Antiferromagnetic nano-oscillator in external magnetic fields

TL;DR

This paper analyzes the behavior of an antiferromagnetic nano-oscillator influenced by external magnetic fields, deriving analytical models and validating them with numerical simulations to understand its signal modulation capabilities.

Contribution

It introduces an analytical formula for the interaction between the nano-oscillator and external magnetic fields, supported by numerical simulations for validation.

Findings

Analytical model accurately predicts oscillator response to external fields.

External magnetic fields can modulate the oscillator's output signal.

Numerical simulations agree well with analytical predictions.

Abstract

We describe the dynamics of an antiferromagnetic nano-oscillator in an external magnetic field of any given time distribution.
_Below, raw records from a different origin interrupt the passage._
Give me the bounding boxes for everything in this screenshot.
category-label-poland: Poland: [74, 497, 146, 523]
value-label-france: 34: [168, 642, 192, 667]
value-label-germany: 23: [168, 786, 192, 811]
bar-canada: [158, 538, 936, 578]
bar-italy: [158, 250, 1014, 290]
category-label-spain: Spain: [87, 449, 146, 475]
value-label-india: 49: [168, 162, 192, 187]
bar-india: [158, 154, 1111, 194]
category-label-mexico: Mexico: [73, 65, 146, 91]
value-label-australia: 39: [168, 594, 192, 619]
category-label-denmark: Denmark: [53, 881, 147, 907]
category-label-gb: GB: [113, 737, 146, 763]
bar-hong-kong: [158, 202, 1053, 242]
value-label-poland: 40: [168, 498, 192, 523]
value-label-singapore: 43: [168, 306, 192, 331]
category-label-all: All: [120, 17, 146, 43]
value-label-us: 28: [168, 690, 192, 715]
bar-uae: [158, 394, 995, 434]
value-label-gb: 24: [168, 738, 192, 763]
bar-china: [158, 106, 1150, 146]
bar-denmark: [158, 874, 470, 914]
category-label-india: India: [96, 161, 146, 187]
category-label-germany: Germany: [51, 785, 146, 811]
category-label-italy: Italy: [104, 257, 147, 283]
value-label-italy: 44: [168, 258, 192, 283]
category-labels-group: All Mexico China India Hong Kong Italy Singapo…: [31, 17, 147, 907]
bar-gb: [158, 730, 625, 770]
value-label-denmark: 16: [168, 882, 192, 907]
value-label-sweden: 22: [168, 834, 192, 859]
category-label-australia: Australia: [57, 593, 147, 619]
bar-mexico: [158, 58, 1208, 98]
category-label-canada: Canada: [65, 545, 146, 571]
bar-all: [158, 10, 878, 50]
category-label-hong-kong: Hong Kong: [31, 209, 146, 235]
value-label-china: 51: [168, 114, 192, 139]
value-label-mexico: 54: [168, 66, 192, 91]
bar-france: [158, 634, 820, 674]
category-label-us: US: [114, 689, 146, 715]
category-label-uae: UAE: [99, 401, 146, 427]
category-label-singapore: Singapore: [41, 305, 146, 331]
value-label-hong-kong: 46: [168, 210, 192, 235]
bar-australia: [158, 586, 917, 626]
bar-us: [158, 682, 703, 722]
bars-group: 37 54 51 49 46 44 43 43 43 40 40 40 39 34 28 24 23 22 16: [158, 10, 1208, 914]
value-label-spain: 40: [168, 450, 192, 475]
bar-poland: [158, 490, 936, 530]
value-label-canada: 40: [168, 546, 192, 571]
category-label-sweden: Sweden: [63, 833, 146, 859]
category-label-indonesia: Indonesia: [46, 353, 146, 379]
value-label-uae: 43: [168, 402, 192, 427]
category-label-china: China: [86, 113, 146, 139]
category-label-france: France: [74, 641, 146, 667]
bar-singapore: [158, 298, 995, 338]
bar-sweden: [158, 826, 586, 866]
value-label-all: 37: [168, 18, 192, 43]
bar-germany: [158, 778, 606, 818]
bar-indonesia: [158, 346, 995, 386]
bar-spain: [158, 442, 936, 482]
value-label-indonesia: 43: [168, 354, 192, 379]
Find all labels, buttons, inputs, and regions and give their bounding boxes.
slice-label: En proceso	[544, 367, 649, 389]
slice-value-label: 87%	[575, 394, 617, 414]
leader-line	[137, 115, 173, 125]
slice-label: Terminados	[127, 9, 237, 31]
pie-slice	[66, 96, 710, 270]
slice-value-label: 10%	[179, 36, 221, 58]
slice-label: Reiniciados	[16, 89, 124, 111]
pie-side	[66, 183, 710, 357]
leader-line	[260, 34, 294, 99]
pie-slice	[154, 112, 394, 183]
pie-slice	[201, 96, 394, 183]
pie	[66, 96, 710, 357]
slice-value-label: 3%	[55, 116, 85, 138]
The oscillator is powered by a spin current originating from spin-orbit effects in a neighboring heavy metal layer, and is capable of emitting a THz signal in the presence of an additional easy-plane anisotropy. We derive an analytical formula describing the interaction between such a system and an external field, which can affect the output signal character. Interactions with magnetic pulses of different shapes, with a sinusoidal magnetic field and with a sequence of rapidly changing magnetic fields are discussed. We also perform numerical simulations based on the Landau-Lifshitz-Gilbert equation with spin-transfer torque effects to verify the obtained results and find a very good quantitative agreement between analytical and numerical predictions.